Here are two specific B2B ideas.
- Clippy 2.0: AI-enabled Workflow Automation. UIPath is a giant company that helps businesses automate their employee’s repetitive tasks. Tools like OpenAI’s Codex (the backend Github co-pilot) will soon be used to generate scripts and macros that are currently created or recorded by humans today. Because the scripts will be generated and refined using English, they will be more robust and less fragile. “Clippy, delete all the temporary files off my computer.”
- Realms: GPT-based algorithms still need to be fine-tuned for your specific business. Realms will be a public/private space for generating, storing, and forking example sets so that when you use AI text or photo generation in your business, the output comes out with the style of your business. Realms is an online catalog of style guides for your marketing communications, contracts, web design, and stock photography.
The tricky part: All of these ideas are potentially enabled by this new technology, but it’s not quite there yet. As I said above, GPT-3 often writes something that sounds completely plausible but is actually untrue. DALL-E 2 images frequently look great as thumbnails but are nightmarish when you zoom in.

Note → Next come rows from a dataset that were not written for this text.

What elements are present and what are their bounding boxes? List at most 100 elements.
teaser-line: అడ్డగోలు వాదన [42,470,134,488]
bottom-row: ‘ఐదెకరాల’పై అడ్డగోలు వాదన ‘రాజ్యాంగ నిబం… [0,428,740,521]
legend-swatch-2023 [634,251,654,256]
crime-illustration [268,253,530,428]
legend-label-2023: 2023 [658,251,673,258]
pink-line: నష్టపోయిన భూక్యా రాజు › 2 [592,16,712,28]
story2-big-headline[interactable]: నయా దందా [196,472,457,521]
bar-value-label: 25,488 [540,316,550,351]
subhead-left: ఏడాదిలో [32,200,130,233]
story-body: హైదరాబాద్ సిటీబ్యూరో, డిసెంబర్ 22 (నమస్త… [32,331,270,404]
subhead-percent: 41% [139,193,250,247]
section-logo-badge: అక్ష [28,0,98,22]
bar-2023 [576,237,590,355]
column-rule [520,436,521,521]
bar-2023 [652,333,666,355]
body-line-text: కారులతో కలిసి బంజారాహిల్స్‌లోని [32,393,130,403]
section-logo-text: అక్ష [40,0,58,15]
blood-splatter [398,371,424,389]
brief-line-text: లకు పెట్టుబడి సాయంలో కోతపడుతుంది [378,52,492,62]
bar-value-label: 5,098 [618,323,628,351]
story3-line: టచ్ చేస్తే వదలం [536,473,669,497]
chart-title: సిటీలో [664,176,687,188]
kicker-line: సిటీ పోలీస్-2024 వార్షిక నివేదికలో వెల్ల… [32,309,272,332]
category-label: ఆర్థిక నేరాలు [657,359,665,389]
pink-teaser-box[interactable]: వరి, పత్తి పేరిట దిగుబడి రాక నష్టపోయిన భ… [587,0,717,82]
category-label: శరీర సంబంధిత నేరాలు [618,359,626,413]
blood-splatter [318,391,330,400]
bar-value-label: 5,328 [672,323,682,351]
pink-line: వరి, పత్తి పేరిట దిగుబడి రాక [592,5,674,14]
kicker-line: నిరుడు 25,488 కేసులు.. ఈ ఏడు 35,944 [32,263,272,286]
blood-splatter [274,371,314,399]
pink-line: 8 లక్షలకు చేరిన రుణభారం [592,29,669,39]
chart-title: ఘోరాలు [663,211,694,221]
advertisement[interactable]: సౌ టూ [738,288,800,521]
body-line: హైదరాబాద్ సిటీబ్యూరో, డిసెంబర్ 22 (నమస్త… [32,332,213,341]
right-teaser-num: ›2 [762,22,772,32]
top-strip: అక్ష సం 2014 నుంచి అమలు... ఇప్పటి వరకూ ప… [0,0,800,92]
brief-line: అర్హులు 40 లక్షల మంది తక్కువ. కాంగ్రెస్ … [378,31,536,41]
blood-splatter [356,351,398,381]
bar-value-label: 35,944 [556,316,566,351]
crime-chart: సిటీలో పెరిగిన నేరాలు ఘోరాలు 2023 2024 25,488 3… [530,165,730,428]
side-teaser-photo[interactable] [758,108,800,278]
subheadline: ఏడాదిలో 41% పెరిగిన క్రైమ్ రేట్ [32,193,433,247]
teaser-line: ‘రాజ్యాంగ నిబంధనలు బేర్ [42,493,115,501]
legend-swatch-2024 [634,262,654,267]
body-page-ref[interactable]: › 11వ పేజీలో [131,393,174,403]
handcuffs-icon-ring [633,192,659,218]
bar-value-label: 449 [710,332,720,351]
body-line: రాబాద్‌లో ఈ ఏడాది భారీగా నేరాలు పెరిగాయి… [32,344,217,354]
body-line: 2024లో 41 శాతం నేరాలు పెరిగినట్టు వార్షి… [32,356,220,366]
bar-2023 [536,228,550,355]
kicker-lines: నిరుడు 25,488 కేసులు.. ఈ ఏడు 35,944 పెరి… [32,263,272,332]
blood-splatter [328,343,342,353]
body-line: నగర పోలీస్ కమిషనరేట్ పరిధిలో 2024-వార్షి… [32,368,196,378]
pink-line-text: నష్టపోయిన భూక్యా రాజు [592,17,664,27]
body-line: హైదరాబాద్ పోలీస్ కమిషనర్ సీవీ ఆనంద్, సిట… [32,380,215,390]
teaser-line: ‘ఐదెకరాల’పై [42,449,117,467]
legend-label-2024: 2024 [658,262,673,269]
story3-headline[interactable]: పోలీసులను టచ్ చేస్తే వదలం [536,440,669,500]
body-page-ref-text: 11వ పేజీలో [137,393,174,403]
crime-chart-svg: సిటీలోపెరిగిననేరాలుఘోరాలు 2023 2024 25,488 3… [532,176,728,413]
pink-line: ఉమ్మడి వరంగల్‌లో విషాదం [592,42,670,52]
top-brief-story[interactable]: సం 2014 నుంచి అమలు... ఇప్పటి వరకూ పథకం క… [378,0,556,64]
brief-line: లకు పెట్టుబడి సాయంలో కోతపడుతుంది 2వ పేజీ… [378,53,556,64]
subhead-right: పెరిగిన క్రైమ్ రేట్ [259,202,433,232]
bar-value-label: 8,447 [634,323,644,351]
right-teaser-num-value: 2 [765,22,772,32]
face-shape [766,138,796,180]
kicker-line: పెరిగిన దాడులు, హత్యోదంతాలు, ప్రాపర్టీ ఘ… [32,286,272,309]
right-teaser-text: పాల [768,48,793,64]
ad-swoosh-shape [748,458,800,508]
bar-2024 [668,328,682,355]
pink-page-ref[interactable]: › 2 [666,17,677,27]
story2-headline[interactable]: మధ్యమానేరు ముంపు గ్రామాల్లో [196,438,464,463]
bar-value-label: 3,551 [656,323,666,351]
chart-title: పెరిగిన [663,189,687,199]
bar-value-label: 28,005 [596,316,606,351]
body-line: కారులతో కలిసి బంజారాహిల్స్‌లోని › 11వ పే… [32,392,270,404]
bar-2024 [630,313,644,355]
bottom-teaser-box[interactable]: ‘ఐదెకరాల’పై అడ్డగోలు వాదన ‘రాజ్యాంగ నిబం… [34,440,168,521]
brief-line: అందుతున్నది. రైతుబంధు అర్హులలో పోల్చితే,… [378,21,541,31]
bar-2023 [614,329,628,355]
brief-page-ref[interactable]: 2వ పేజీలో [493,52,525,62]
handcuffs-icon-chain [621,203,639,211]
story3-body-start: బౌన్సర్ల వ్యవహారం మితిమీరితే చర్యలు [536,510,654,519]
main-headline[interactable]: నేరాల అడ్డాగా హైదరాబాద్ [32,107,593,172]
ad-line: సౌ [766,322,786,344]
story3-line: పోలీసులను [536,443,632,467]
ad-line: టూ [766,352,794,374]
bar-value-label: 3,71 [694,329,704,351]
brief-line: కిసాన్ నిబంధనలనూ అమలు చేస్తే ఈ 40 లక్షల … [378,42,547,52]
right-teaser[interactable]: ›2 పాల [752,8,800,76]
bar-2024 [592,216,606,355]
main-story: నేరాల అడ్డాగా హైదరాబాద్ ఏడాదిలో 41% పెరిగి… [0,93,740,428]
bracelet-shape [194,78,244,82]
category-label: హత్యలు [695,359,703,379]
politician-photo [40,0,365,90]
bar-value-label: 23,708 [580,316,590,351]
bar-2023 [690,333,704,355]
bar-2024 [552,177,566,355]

How long do humans have left?
Lastly, I want to check in on where we are relative to the singularity. How do we get from here to sentient computers or artificial general intelligence? How do these new deep-learning models accelerate things?
The singularity is the idea that once artificial intelligence surpasses human intelligence, it will be able to design even better AI, leading to a rapid exponential increase in intelligence. The result is an AI “singularity” where machines become superintelligent and humans are unable to understand or control them.
Kurzweil depicted the y-axis as the “number of neurons” (or the number of parameters in the models above). Over time, I’ve thought of this more as a measure of overall capability (reasoning ability and autonomy) of some imagined AI.
The ultimate auto-complete and art generation algorithms discussed above demonstrate the new ability of computers to represent complex concepts, perform simple logical reasoning, and even encode common sense. Obviously, researchers can employ these techniques like programmers and artists to do more and better experiments. What we need for AGI is to begin empowering the software to actually take actions – do things based on the goals we give it (and it chooses).
You can imagine a process in the cloud, that accepts requests, and plans and performs a set of actions. It could execute them given whatever capabilities we give it. “Hal, watch for new mentions of my name on the Web and email me when you find them.” Internally, Hal auto-completes a prompt like “the specific steps to find new mentions on the web and email someone are…” and then executes those steps. There will be an amazing inflection point when the process is given the ability to modify itself. We’ve learned from reinforcement learning that – in a digital environment – an algorithm (given a fitness function) can fail quickly and repeat as many times as required to get it right.
Generative technologies are the biggest thing since the iPhone (possibly since the internet). Critically, researchers (even those funded by big tech companies) are sharing their learning, accelerating advancement at a pace we’ve never seen before. We’ve never seen computers converse cogently or imagine images before. Still, I’m cognizant of the hype curve (it was just a year ago we coined Web 3 for apps built on a blockchain!), the complexity of the research, and the current limitations. What a time to be alive, hold on to your papers!